ESS Investment Vehicles — Tiered Risk/Reward
Three tiers from lowest to highest risk
Tier 1: Scaled Platforms (Lowest Risk)
Tesla (TSLA) · BYD · CATL
Megapack is the dominant utility-scale ESS platform. Tesla also has Autobidder AI software + UK Ofgem retail licence = full vertical integration. CATL is the Na-ion leader. These companies have proven manufacturing scale, positive margins, and diversified revenue. ESS = upside optionality.
Tier 2: Pure-Play ESS (Medium Risk)
Fluence (FLNC) · LGES
Fluence: GS Buy-rated, MS high-conviction.
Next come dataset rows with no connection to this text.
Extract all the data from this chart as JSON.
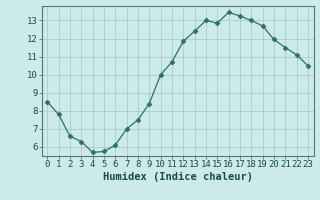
{
  "x": [
    0,
    1,
    2,
    3,
    4,
    5,
    6,
    7,
    8,
    9,
    10,
    11,
    12,
    13,
    14,
    15,
    16,
    17,
    18,
    19,
    20,
    21,
    22,
    23
  ],
  "y": [
    8.5,
    7.8,
    6.6,
    6.3,
    5.7,
    5.75,
    6.1,
    7.0,
    7.5,
    8.4,
    10.0,
    10.7,
    11.85,
    12.4,
    13.0,
    12.85,
    13.45,
    13.25,
    13.0,
    12.7,
    11.95,
    11.5,
    11.1,
    10.5
  ],
  "line_color": "#2d6e6e",
  "marker": "D",
  "marker_size": 2.5,
  "bg_color": "#cceaea",
  "grid_color": "#aacccc",
  "xlabel": "Humidex (Indice chaleur)",
  "xlim": [
    -0.5,
    23.5
  ],
  "ylim": [
    5.5,
    13.8
  ],
  "yticks": [
    6,
    7,
    8,
    9,
    10,
    11,
    12,
    13
  ],
  "xticks": [
    0,
    1,
    2,
    3,
    4,
    5,
    6,
    7,
    8,
    9,
    10,
    11,
    12,
    13,
    14,
    15,
    16,
    17,
    18,
    19,
    20,
    21,
    22,
    23
  ],
  "label_fontsize": 7.5,
  "tick_fontsize": 6.5,
  "spine_color": "#557777",
  "axis_label_color": "#1a4a4a"
}
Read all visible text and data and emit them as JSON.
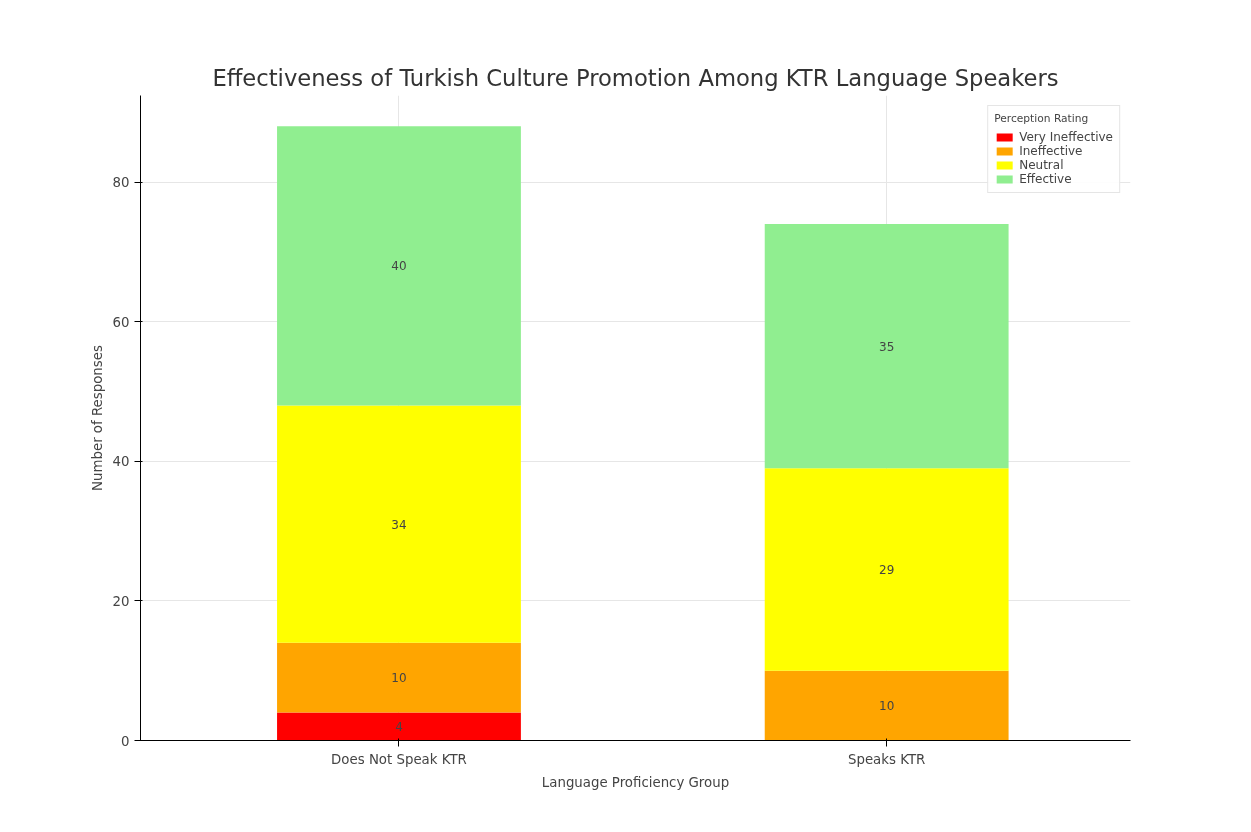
{
  "chart_data": {
    "type": "bar",
    "stacked": true,
    "title": "Effectiveness of Turkish Culture Promotion Among KTR Language Speakers",
    "xlabel": "Language Proficiency Group",
    "ylabel": "Number of Responses",
    "legend_title": "Perception Rating",
    "categories": [
      "Does Not Speak KTR",
      "Speaks KTR"
    ],
    "series": [
      {
        "name": "Very Ineffective",
        "color": "#ff0000",
        "values": [
          4,
          0
        ],
        "value_labels": [
          "4",
          null
        ]
      },
      {
        "name": "Ineffective",
        "color": "#ffa500",
        "values": [
          10,
          10
        ],
        "value_labels": [
          "10",
          "10"
        ]
      },
      {
        "name": "Neutral",
        "color": "#ffff00",
        "values": [
          34,
          29
        ],
        "value_labels": [
          "34",
          "29"
        ]
      },
      {
        "name": "Effective",
        "color": "#90ee90",
        "values": [
          40,
          35
        ],
        "value_labels": [
          "40",
          "35"
        ]
      }
    ],
    "ylim": [
      0,
      92.4
    ],
    "yticks": [
      0,
      20,
      40,
      60,
      80
    ],
    "grid": true,
    "legend": "top right"
  }
}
Leading software-defined ESS platform. But dropped 55% ($33→$15) in one month. LGES: Korean battery giant with strong ESS credentials but less direct DC exposure.
Tier 3: Emerging / Pre-Profit (Highest Risk)
EOSE · FCEL · Plug Power
EOSE: zinc-based ESS with interesting chemistry but -126% gross margin, $969.6M net loss, securities investigations. Technology thesis is right but unit economics unproven at scale.